B: Neutropenic precautions are for clients with low white blood cell counts, not low platelet counts.
C: Limiting visitors to healthy adults is important for clients with compromised immune systems, not specifically for thrombocytopenia.
A patient who is undergoing consolidation therapy for the treatment of leukemia has been experiencing debilitating fatigue. How can the nurse best meet this patient's needs for physical activity?
- A. Teach the patient about the risks of immobility and the benefits of exercise.
- B. Assist the patient to a chair during awake times, as tolerated.
- C. Collaborate with the physical therapist to arrange for stair exercises.
- D. Teach the patient to perform deep breathing and coughing exercises.
Correct Answer: B
Rationale: The correct answer is B because assisting the patient to a chair during awake times allows for gradual physical activity, promoting mobility without overwhelming the patient. This option supports the patient's need for movement while considering their current level of fatigue.
A is incorrect because educating the patient about the benefits of exercise may not be feasible or appropriate given the patient's current fatigue levels.
C is incorrect as stair exercises may be too strenuous for a patient experiencing debilitating fatigue, potentially leading to further exhaustion and risk of injury.
D is incorrect because deep breathing and coughing exercises primarily focus on respiratory health and may not directly address the patient's need for physical activity to combat fatigue.

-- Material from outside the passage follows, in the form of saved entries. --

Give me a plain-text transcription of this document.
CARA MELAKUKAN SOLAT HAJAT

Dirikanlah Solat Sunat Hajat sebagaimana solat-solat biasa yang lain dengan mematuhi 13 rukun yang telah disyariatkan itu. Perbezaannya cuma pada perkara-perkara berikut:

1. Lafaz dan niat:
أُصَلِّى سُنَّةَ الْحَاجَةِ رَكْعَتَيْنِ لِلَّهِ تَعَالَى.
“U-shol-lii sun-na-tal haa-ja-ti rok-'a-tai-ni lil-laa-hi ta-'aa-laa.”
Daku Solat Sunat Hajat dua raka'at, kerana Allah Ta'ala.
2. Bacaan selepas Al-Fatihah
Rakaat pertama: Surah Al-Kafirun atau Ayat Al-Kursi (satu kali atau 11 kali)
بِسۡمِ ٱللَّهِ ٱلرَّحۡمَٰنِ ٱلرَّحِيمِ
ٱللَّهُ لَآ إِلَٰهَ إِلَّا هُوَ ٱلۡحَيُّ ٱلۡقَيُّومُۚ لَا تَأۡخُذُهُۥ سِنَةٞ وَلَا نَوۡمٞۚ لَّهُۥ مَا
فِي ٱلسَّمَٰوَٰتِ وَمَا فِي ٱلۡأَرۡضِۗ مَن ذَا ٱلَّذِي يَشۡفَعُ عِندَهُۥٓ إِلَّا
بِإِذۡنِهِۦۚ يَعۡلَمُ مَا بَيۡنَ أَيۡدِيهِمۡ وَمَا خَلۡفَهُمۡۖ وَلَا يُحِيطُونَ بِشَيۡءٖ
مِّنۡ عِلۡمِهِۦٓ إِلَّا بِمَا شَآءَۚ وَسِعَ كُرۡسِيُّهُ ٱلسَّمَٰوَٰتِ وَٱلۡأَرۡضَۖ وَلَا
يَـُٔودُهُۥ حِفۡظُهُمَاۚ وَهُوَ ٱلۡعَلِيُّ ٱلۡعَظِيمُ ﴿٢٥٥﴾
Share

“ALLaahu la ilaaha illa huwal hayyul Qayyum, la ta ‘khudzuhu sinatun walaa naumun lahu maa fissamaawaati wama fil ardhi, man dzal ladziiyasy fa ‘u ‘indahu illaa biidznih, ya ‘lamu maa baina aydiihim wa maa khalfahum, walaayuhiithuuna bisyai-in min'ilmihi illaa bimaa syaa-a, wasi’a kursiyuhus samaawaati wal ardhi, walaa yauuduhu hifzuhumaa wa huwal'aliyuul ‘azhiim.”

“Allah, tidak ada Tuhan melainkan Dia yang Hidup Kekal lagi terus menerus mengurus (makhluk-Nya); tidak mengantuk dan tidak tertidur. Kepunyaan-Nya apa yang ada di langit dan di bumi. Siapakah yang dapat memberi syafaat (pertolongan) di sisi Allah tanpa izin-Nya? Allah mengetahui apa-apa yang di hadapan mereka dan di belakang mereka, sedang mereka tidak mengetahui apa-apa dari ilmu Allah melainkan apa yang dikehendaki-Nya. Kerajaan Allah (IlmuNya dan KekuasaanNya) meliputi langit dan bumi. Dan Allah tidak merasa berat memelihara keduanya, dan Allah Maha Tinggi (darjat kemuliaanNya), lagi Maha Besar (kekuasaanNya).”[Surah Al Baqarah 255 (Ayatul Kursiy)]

A nursing student is caring for a patient with acute myeloid leukemia who is preparing to undergo induction therapy. In preparing a plan of care for this patient, the student should assign the highest priority to which nursing diagnoses?
- A. Activity Intolerance
- B. Risk for Infection
- C. Acute Confusion
- D. Risk for Spiritual Distress
Correct Answer: B
Rationale: The correct answer is B: Risk for Infection. During induction therapy for acute myeloid leukemia, the patient's immune system is compromised, making them highly susceptible to infections. Therefore, the highest priority nursing diagnosis should be addressing and preventing infections. This includes monitoring for signs of infection, implementing proper infection control measures, educating the patient and family on infection prevention, and administering prophylactic antibiotics as needed.
Choice A (Activity Intolerance) may be a concern due to the patient's underlying condition and treatment, but preventing infections takes precedence as it can lead to life-threatening complications. Choice C (Acute Confusion) and Choice D (Risk for Spiritual Distress) are important considerations but do not pose an immediate threat to the patient's health and safety compared to the risk of infection.
A 19-year old male patient with a history of acute lymphoblastic leukemia, currently 13 years from completion of therapy, presents for a fertility consultation. He is interested in his risk for infertility. Which of the following statements is true?
- A. A semen analysis at this point would provide accurate information about future fertility.
- B. Males can maintain gonadal function at higher cumulative alkylator dosages compared with females.
- C. He should have been offered sperm cryopreservation at diagnosis.
- D. His risk for testosterone deficiency is greater than his risk for infertility.
Correct Answer: A
Rationale: The correct answer is A. A semen analysis at this point would provide accurate information about future fertility because it assesses sperm count, motility, and morphology, which are crucial indicators of fertility potential. This is important for the patient to understand his current fertility status and make informed decisions about future fertility preservation options.
Choice B is incorrect because males are also susceptible to gonadal toxicity from alkylating agents, and there is no evidence to suggest that they can maintain gonadal function at higher dosages compared to females.
Choice C is incorrect because sperm cryopreservation should ideally have been offered at the time of leukemia diagnosis, but it is not too late to assess current fertility status with a semen analysis.
Choice D is incorrect as the patient's primary concern is infertility, not testosterone deficiency, which is a different issue altogether.